Hafifçe sıçradığında güldüm. Bana doğru döndü. "Hoş geldin yavrum." dedi eğilip dudağıma bir buse kondururken. Sırıttım. "Hoş buldum. Ne hazırlıyorsun?" diye mırıldandım merakla. Hafifçe kenara kaydı ve köfte harcını gösterdi. "Uğur'u arayıp neyi sevdiğini sordum. Köfte ve patates dedi. Bende eve geldiğimde sen beni hazırlayana kadar yaparım diye düşünmüştüm. Yetişmedi ama, atarız fırına birazdan." Anladım dercesine bir mırıltı çıkardım. Bir bardak alıp kendime su doldururken o köfteleri hazırlamaya devam ediyordu. "Sen neden beni aramadın?" 

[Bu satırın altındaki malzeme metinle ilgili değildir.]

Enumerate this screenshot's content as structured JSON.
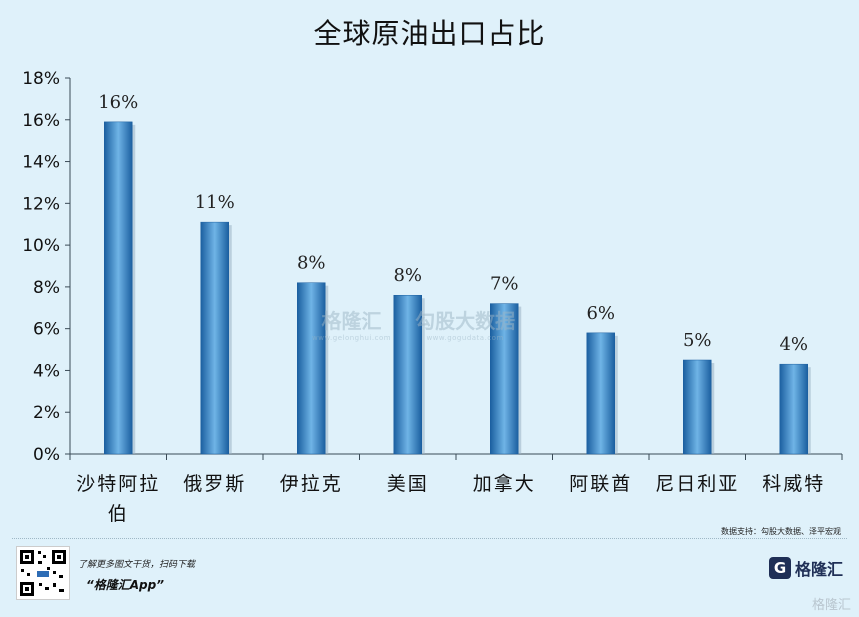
{
  "chart_data": {
    "type": "bar",
    "title": "全球原油出口占比",
    "categories": [
      "沙特阿拉伯",
      "俄罗斯",
      "伊拉克",
      "美国",
      "加拿大",
      "阿联酋",
      "尼日利亚",
      "科威特"
    ],
    "category_lines": [
      [
        "沙特阿拉",
        "伯"
      ],
      [
        "俄罗斯"
      ],
      [
        "伊拉克"
      ],
      [
        "美国"
      ],
      [
        "加拿大"
      ],
      [
        "阿联酋"
      ],
      [
        "尼日利亚"
      ],
      [
        "科威特"
      ]
    ],
    "values": [
      15.9,
      11.1,
      8.2,
      7.6,
      7.2,
      5.8,
      4.5,
      4.3
    ],
    "data_labels": [
      "16%",
      "11%",
      "8%",
      "8%",
      "7%",
      "6%",
      "5%",
      "4%"
    ],
    "yticks": [
      "0%",
      "2%",
      "4%",
      "6%",
      "8%",
      "10%",
      "12%",
      "14%",
      "16%",
      "18%"
    ],
    "ylim": [
      0,
      18
    ],
    "xlabel": "",
    "ylabel": "",
    "grid": false,
    "bar_color": "#2e7fc0"
  },
  "source_note": "数据支持：勾股大数据、泽平宏观",
  "footer": {
    "promo_text": "了解更多图文干货，扫码下载",
    "promo_app": "“格隆汇App”",
    "brand_mark": "G",
    "brand_name": "格隆汇",
    "corner_watermark": "格隆汇"
  },
  "watermark": {
    "left_main": "格隆汇",
    "left_sub": "www.gelonghui.com",
    "right_main": "勾股大数据",
    "right_sub": "www.gogudata.com"
  }
}
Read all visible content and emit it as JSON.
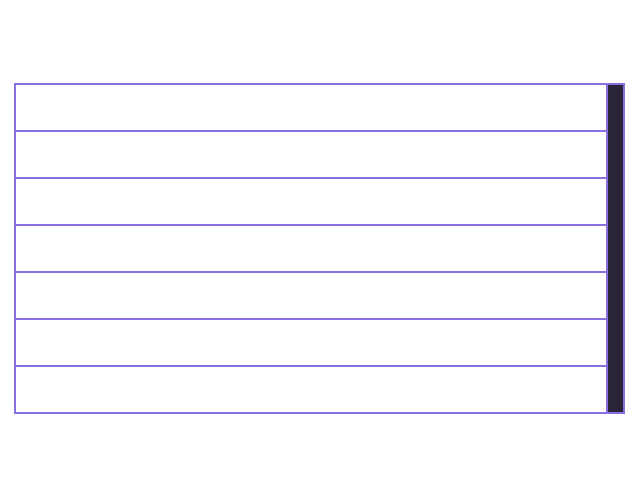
{
  "list": {
    "rows": [
      {
        "label": ""
      },
      {
        "label": ""
      },
      {
        "label": ""
      },
      {
        "label": ""
      },
      {
        "label": ""
      },
      {
        "label": ""
      },
      {
        "label": ""
      }
    ]
  },
  "colors": {
    "border": "#8a6fe0",
    "scrollbar": "#2a2438",
    "background": "#ffffff"
  }
}
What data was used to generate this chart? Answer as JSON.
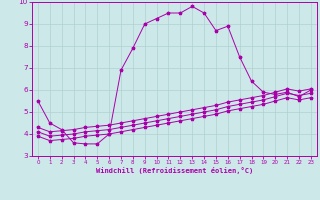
{
  "xlabel": "Windchill (Refroidissement éolien,°C)",
  "background_color": "#cde8e8",
  "grid_color": "#b0d0d0",
  "line_color": "#aa00aa",
  "xlim": [
    -0.5,
    23.5
  ],
  "ylim": [
    3,
    10
  ],
  "xticks": [
    0,
    1,
    2,
    3,
    4,
    5,
    6,
    7,
    8,
    9,
    10,
    11,
    12,
    13,
    14,
    15,
    16,
    17,
    18,
    19,
    20,
    21,
    22,
    23
  ],
  "yticks": [
    3,
    4,
    5,
    6,
    7,
    8,
    9,
    10
  ],
  "line1_x": [
    0,
    1,
    2,
    3,
    4,
    5,
    6,
    7,
    8,
    9,
    10,
    11,
    12,
    13,
    14,
    15,
    16,
    17,
    18,
    19,
    20,
    21,
    22,
    23
  ],
  "line1_y": [
    5.5,
    4.5,
    4.2,
    3.6,
    3.55,
    3.55,
    4.0,
    6.9,
    7.9,
    9.0,
    9.25,
    9.5,
    9.5,
    9.8,
    9.5,
    8.7,
    8.9,
    7.5,
    6.4,
    5.9,
    5.8,
    5.9,
    5.7,
    6.0
  ],
  "line2_x": [
    0,
    1,
    2,
    3,
    4,
    5,
    6,
    7,
    8,
    9,
    10,
    11,
    12,
    13,
    14,
    15,
    16,
    17,
    18,
    19,
    20,
    21,
    22,
    23
  ],
  "line2_y": [
    4.3,
    4.1,
    4.15,
    4.2,
    4.3,
    4.35,
    4.4,
    4.5,
    4.6,
    4.7,
    4.8,
    4.9,
    5.0,
    5.1,
    5.2,
    5.3,
    5.45,
    5.55,
    5.65,
    5.75,
    5.9,
    6.05,
    5.95,
    6.05
  ],
  "line3_x": [
    0,
    1,
    2,
    3,
    4,
    5,
    6,
    7,
    8,
    9,
    10,
    11,
    12,
    13,
    14,
    15,
    16,
    17,
    18,
    19,
    20,
    21,
    22,
    23
  ],
  "line3_y": [
    4.1,
    3.9,
    3.95,
    4.0,
    4.1,
    4.15,
    4.2,
    4.3,
    4.4,
    4.5,
    4.6,
    4.7,
    4.8,
    4.9,
    5.0,
    5.1,
    5.25,
    5.35,
    5.45,
    5.55,
    5.7,
    5.85,
    5.75,
    5.85
  ],
  "line4_x": [
    0,
    1,
    2,
    3,
    4,
    5,
    6,
    7,
    8,
    9,
    10,
    11,
    12,
    13,
    14,
    15,
    16,
    17,
    18,
    19,
    20,
    21,
    22,
    23
  ],
  "line4_y": [
    3.9,
    3.7,
    3.75,
    3.8,
    3.9,
    3.95,
    4.0,
    4.1,
    4.2,
    4.3,
    4.4,
    4.5,
    4.6,
    4.7,
    4.8,
    4.9,
    5.05,
    5.15,
    5.25,
    5.35,
    5.5,
    5.65,
    5.55,
    5.65
  ]
}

"Bu gün annenlerin geleceğini söylemiştin. Bende eğer hala buradalarsa, bölmeyeyim diye aramadım. O yüzden de biraz geç geldim. Hem, Miraç ile eve yürümeyi özlemişim." Tepsiye koyduğu son köfteyle beraber, tepsiyi de fırına yerleştirmişti. "Annemler bahane, Miraç şahane diyorsun yani. Anladım." Güldüm ve göz devirdim. Mutfaktaki koltuğa kendimi bırakırken, o ellerini yıkayıp üzerindeki önlüğü çıkarttırdıktan sonra yanıma gelmişti. Koltuğa uzanıp başını dizlerim üzerine koyarken, kollarını da bana sardı. Ellerimi saçlarına götürdüm. Dün bunu özellikle kendisi istemişti, muhtemelen saçlarıyla oynanmasını seviyordu. Bu yüzden yapmak istemiştim. 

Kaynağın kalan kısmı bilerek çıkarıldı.